In 2015, the library received $3000 in grant money from the National Endowment for the Humanities (NEH) and the American Library Association (ALA) for the promotion and celebration of Latino history. As a part of this grant, they held viewings and discussions of PBS's "Latino Americans", displayed an exhibit entitled, "Building Community: Creating a Dialogue about Mexican Contributions to West Chicago through Oral Histories", and held a lecture on the history of Latinos in West Chicago in partnership with the city museum.

In honor of the 25th year in their current building, the library stayed open late on Friday, October 5, 2018, celebrating with live music, food, and special activities. Concurrent with this celebration, the West Chicago City Museum sold commemorating ornaments and the library offered Fine Forgiveness Tokens as a reward for those who attended programs during the month of September. In another endeavor toward celebration, the library announced a library card design contest where community members submitted designs based on their age category with their original artwork. Winners (one from each of the three age categories) received $50 Amazon gift cards and their designs were printed on the newest library cards. That same year, the library held a Harry Potter inspired Yule Ball on Friday, November 30, with crafts, food, and a scavenger hunt.

Yearly special events include participation in West Chicago's city trick-or-treating and winter Frosty Fest as well as a Dia de los Muertos celebration and often an "Unvalentines Day" put on by the YA Council. Frequently, the library accompanies the city's Halloween events with their own indoor parade and costume contest.

The library also works to present new relevant events, such as the "Sunsational Solar Eclipse", which they organized as the country prepared itself for the rare celestial event, which occurred from 11am to 2pm on August 21, 2017. In partnership with the STAR Library Education Network (STAR_Net), the library provided free glasses to help protect viewer's eyes as they took in the solar eclipse, though they, along with the other libraries in the area, quickly ran out of glasses due to high demand.

In preparation for the 2020 census, the West Chicago library became a Census partner, holding census recruitment fairs and providing information on the U.S. Census. Though they planned to hold an event at the library on April 1 to help community members complete the census, they moved the event online in the wake of COVID-19.

== West Chicago Public Library District Foundation ==
As a separate 501(c)(3) nonprofit organization made up of West Chicago resident volunteers, the West Chicago Library District Foundation raises funds to support the West Chicago Public Library.

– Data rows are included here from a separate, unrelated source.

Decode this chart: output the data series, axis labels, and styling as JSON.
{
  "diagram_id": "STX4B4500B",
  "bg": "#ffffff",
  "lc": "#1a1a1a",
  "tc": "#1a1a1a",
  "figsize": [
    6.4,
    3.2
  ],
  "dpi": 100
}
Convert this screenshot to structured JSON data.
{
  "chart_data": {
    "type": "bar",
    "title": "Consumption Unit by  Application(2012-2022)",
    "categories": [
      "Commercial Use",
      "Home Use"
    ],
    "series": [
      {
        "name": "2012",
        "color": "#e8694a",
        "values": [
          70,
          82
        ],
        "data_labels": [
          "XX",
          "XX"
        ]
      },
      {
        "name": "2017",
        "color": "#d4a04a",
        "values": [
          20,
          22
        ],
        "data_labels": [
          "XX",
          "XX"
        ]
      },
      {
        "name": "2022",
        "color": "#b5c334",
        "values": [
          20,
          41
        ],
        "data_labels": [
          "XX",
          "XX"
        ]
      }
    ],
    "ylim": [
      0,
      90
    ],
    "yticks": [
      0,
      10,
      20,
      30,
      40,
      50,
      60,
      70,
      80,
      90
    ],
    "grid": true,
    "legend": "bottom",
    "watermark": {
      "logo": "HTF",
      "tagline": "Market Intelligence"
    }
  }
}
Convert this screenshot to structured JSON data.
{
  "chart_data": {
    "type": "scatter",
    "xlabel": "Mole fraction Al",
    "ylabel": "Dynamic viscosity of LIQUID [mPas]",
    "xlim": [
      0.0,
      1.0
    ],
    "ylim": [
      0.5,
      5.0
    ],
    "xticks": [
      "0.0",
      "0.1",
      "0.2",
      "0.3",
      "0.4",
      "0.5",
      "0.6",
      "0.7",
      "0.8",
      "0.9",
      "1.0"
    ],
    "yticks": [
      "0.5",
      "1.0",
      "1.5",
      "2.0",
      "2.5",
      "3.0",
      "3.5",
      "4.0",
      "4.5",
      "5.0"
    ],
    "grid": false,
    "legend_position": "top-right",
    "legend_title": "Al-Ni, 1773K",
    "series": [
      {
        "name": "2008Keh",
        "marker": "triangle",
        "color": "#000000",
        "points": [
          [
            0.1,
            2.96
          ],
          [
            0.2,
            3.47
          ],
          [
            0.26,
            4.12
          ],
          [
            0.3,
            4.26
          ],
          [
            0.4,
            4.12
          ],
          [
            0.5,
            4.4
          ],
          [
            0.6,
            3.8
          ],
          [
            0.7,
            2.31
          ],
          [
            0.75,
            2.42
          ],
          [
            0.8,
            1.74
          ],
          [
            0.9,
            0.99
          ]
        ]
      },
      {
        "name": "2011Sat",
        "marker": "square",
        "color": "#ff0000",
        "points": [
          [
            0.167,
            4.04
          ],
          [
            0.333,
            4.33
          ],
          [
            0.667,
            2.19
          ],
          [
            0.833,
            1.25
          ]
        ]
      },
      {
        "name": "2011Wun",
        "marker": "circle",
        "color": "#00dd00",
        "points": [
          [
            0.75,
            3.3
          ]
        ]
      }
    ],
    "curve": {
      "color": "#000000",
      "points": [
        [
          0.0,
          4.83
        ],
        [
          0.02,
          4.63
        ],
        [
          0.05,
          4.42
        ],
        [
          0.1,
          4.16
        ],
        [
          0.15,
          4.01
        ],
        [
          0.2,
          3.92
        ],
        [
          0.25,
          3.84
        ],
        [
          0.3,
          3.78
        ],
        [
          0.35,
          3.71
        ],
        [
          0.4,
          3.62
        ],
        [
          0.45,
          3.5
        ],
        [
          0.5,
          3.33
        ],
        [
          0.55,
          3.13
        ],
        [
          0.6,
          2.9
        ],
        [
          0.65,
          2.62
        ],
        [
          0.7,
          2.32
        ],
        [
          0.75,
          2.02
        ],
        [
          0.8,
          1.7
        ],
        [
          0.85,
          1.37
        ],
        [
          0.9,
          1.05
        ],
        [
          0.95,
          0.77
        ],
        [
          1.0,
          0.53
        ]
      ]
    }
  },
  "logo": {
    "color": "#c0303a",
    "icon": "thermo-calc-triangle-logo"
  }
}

The foundation has provided the library with many updates such as renovating the program room and purchasing new chairs, a book scanner, gaming computers, a computer lab. With funding from the Foundation, the library installed public WiFi in tandem with the completion of the library's renovation and the West Chicago Community High School's implementation of student Chromebooks.

==Partnerships==
Located around the corner from the library, the West Chicago City Museum frequently partners with the library for special events, programs, and book clubs such as the Historiography book club, a free monthly book discussion.